Here are a couple slices from a short interview with Palantir’s COO Shyam Sankar on Building the Base podcast with Hondo Geurts and Lauren Bedula.
If I was to sum up my policy advise, it would be to spend half as much money twice as quickly.
I think that’s an interesting phrasing, which at first blush sounds ridiculous but there might be something there. PPBE Reform is about doing $800 billion worth of work with half the money twice as fast. I think that is possible, but very hard to do within a long-standing institution because it means finding and empowering the most capable individuals to do what it takes.
For example, could IBM have reformed itself to create a viable personal computer that was better and cheaper than what Compaq created? It had everything it needed, but the culture was just not right. Twitter is in the midst of a huge experiment, where a large fraction of the employees were fired to control the burn rate after an exodus of advertisers. Yet so far there is no degradation of performance and perhaps even an acceleration of feature development.
The question is whether meaningful DoD reform can be accomplished without such divisive disruption, or whether existing institutions simply have to be side-stepped.

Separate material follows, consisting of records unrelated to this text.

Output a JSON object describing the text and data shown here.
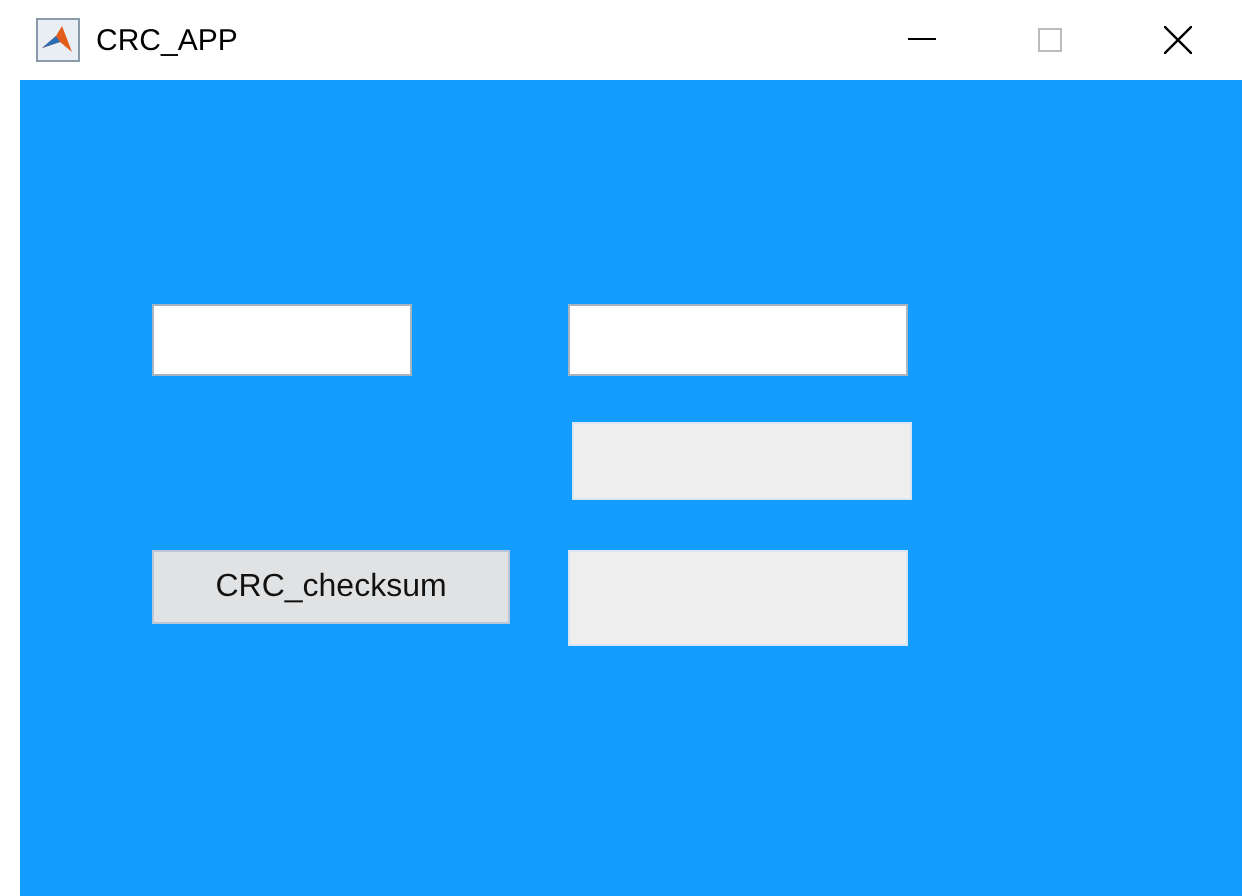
{
  "window": {
    "title": "CRC_APP"
  },
  "rows": [
    {
      "left": {
        "kind": "edit"
      },
      "right": {
        "kind": "edit"
      }
    },
    {
      "right": {
        "kind": "output"
      }
    },
    {
      "left": {
        "kind": "button",
        "label": "CRC_checksum"
      },
      "right": {
        "kind": "output"
      }
    }
  ]
}
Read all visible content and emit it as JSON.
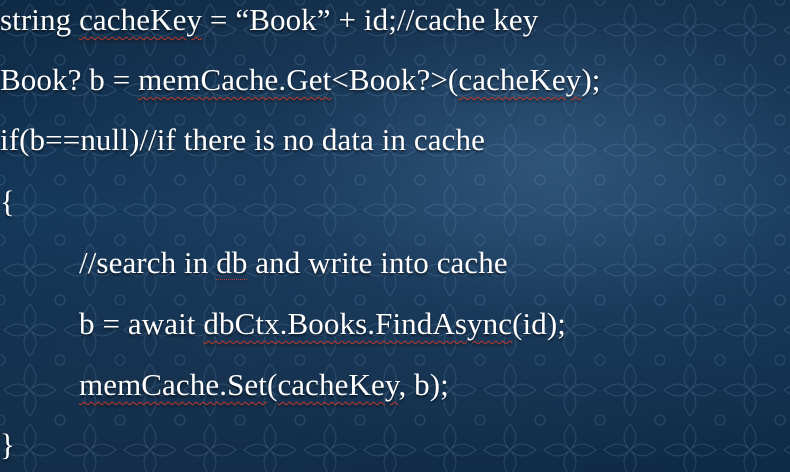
{
  "code": {
    "line1": {
      "p1": "string ",
      "w1": "cacheKey",
      "p2": " = “Book” + id;//cache key"
    },
    "line2": {
      "p1": "Book? b = ",
      "w1": "memCache.Get",
      "p2": "<Book?>(",
      "w2": "cacheKey",
      "p3": ");"
    },
    "line3": {
      "text": "if(b==null)//if there is no data in cache"
    },
    "line4": {
      "text": "{"
    },
    "line5": {
      "p1": "//search in ",
      "w1": "db",
      "p2": " and write into cache"
    },
    "line6": {
      "p1": "b = await ",
      "w1": "dbCtx.Books.FindAsync",
      "p2": "(id);"
    },
    "line7": {
      "w1": "memCache.Set",
      "p1": "(",
      "w2": "cacheKey",
      "p2": ", b);"
    },
    "line8": {
      "text": "}"
    }
  },
  "colors": {
    "background": "#0f2a44",
    "text": "#ffffff",
    "spellcheck_underline": "#c0392b"
  }
}
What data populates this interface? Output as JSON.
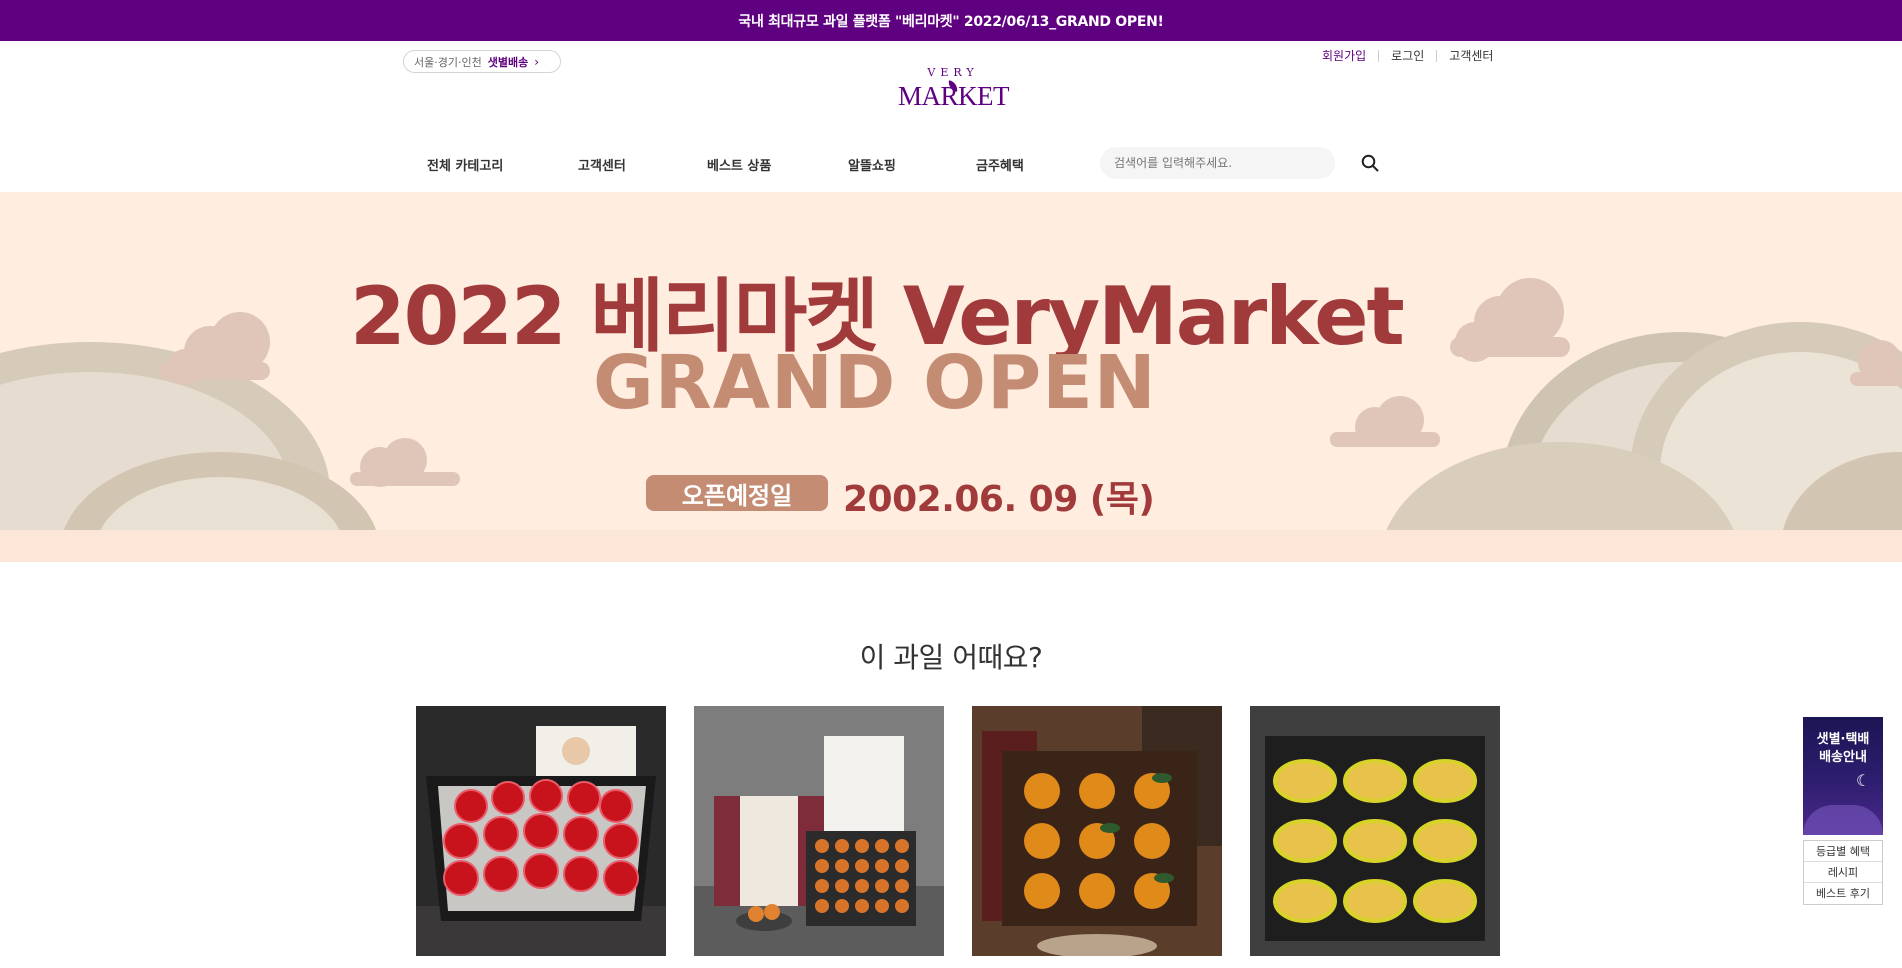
{
  "topbar": {
    "announcement": "국내 최대규모 과일 플랫폼 \"베리마켓\" 2022/06/13_GRAND OPEN!"
  },
  "header": {
    "delivery": {
      "area": "서울·경기·인천",
      "type": "샛별배송",
      "chevron": "›"
    },
    "user_menu": {
      "join": "회원가입",
      "login": "로그인",
      "support": "고객센터"
    },
    "logo": {
      "top": "VERY",
      "main": "MARKET"
    }
  },
  "nav": {
    "items": [
      {
        "label": "전체 카테고리"
      },
      {
        "label": "고객센터"
      },
      {
        "label": "베스트 상품"
      },
      {
        "label": "알뜰쇼핑"
      },
      {
        "label": "금주혜택"
      }
    ],
    "search_placeholder": "검색어를 입력해주세요."
  },
  "banner": {
    "title": "2022 베리마켓 VeryMarket",
    "subtitle": "GRAND OPEN",
    "badge": "오픈예정일",
    "date": "2002.06. 09 (목)"
  },
  "section": {
    "title": "이 과일 어때요?"
  },
  "products": [
    {
      "icon": "apple-gift-box-image"
    },
    {
      "icon": "dried-persimmon-gift-set-image"
    },
    {
      "icon": "persimmon-gift-box-image"
    },
    {
      "icon": "mango-gift-box-image"
    }
  ],
  "side": {
    "banner_line1": "샛별·택배",
    "banner_line2": "배송안내",
    "links": [
      "등급별 혜택",
      "레시피",
      "베스트 후기"
    ]
  },
  "colors": {
    "brand": "#5f0080",
    "banner_title": "#a13a3a",
    "banner_sub": "#c58c74",
    "banner_bg": "#ffede0"
  }
}
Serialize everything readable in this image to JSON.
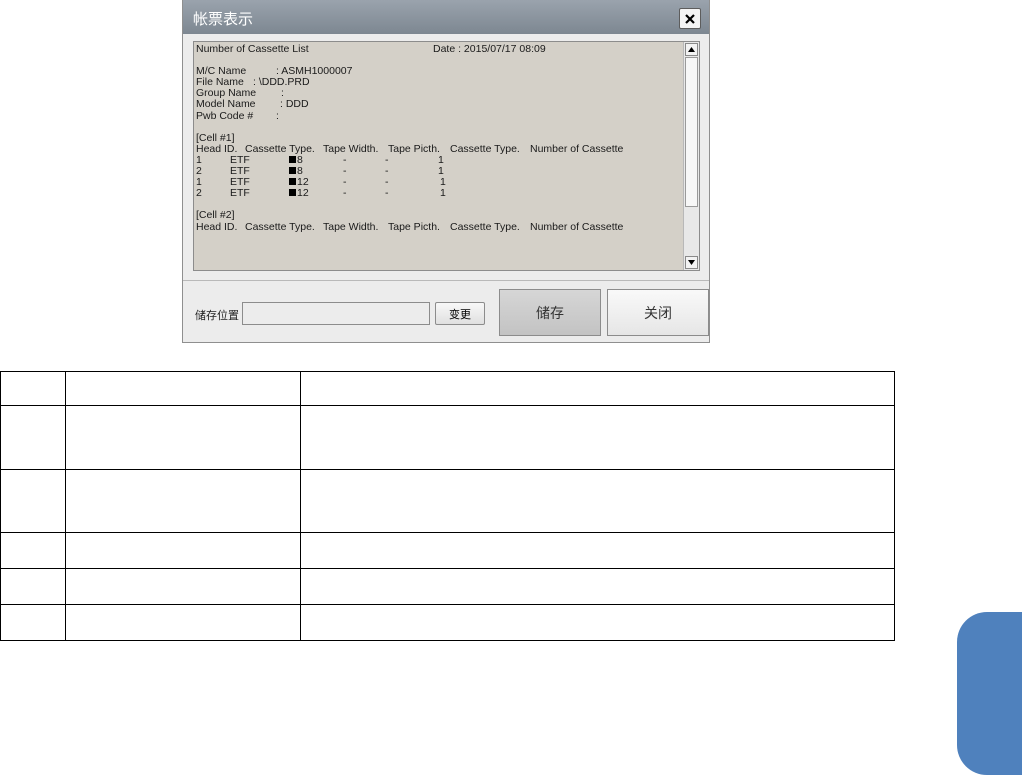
{
  "dialog": {
    "title": "帐票表示",
    "close_symbol": "✕",
    "report": {
      "heading": "Number of Cassette List",
      "date": "Date : 2015/07/17 08:09",
      "mc_name_label": "M/C Name",
      "mc_name_value": ": ASMH1000007",
      "file_name_label": "File Name",
      "file_name_value": ": \\DDD.PRD",
      "group_name_label": "Group Name",
      "group_name_value": ":",
      "model_name_label": "Model Name",
      "model_name_value": ": DDD",
      "pwb_code_label": "Pwb Code #",
      "pwb_code_value": ":",
      "cell1_label": "[Cell #1]",
      "columns": [
        "Head ID.",
        "Cassette Type.",
        "Tape Width.",
        "Tape Picth.",
        "Cassette Type.",
        "Number of Cassette"
      ],
      "rows": [
        {
          "head": "1",
          "type": "ETF",
          "width": "8",
          "pitch": "-",
          "ctype": "-",
          "count": "1"
        },
        {
          "head": "2",
          "type": "ETF",
          "width": "8",
          "pitch": "-",
          "ctype": "-",
          "count": "1"
        },
        {
          "head": "1",
          "type": "ETF",
          "width": "12",
          "pitch": "-",
          "ctype": "-",
          "count": "1"
        },
        {
          "head": "2",
          "type": "ETF",
          "width": "12",
          "pitch": "-",
          "ctype": "-",
          "count": "1"
        }
      ],
      "cell2_label": "[Cell #2]"
    },
    "save_location_label": "储存位置",
    "save_location_value": "",
    "change_button": "变更",
    "save_button": "储存",
    "close_button": "关闭"
  },
  "table": {
    "rows": [
      [
        "",
        "",
        ""
      ],
      [
        "",
        "",
        ""
      ],
      [
        "",
        "",
        ""
      ],
      [
        "",
        "",
        ""
      ],
      [
        "",
        "",
        ""
      ],
      [
        "",
        "",
        ""
      ]
    ]
  },
  "colors": {
    "title_bar": "#8a939c",
    "report_background": "#d4d0c8",
    "side_tab": "#4f81bd"
  }
}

Here’s more from Sankar on how unique the United States tech sector is:
Silicon Valley is a child of the Department [of Defense]. Now the child has become so prosperous — look at Apple, Microsoft, Amazon — American tech is dominant. It is so dominant that sometimes don’t realize that it is American tech, we just think of it as tech. With all due respect to my Israeli friends, Germans, there is no tech scene like American tech scene. The second best is not even on the same chart. So we really have to think about that as a national asset and how we integrate.
One of the things that makes this really hard is that the Department is a technology exporter for some truly exquisite things. So you have to acknowledge the asymmetry. For hypersonics, for a whole class of exquisite engineering, is coming from the Department and its industrial base. For a whole different class of things that tends to be software, all that R&D and scale of innovation is coming from the commercial world. How do we get these two things to match?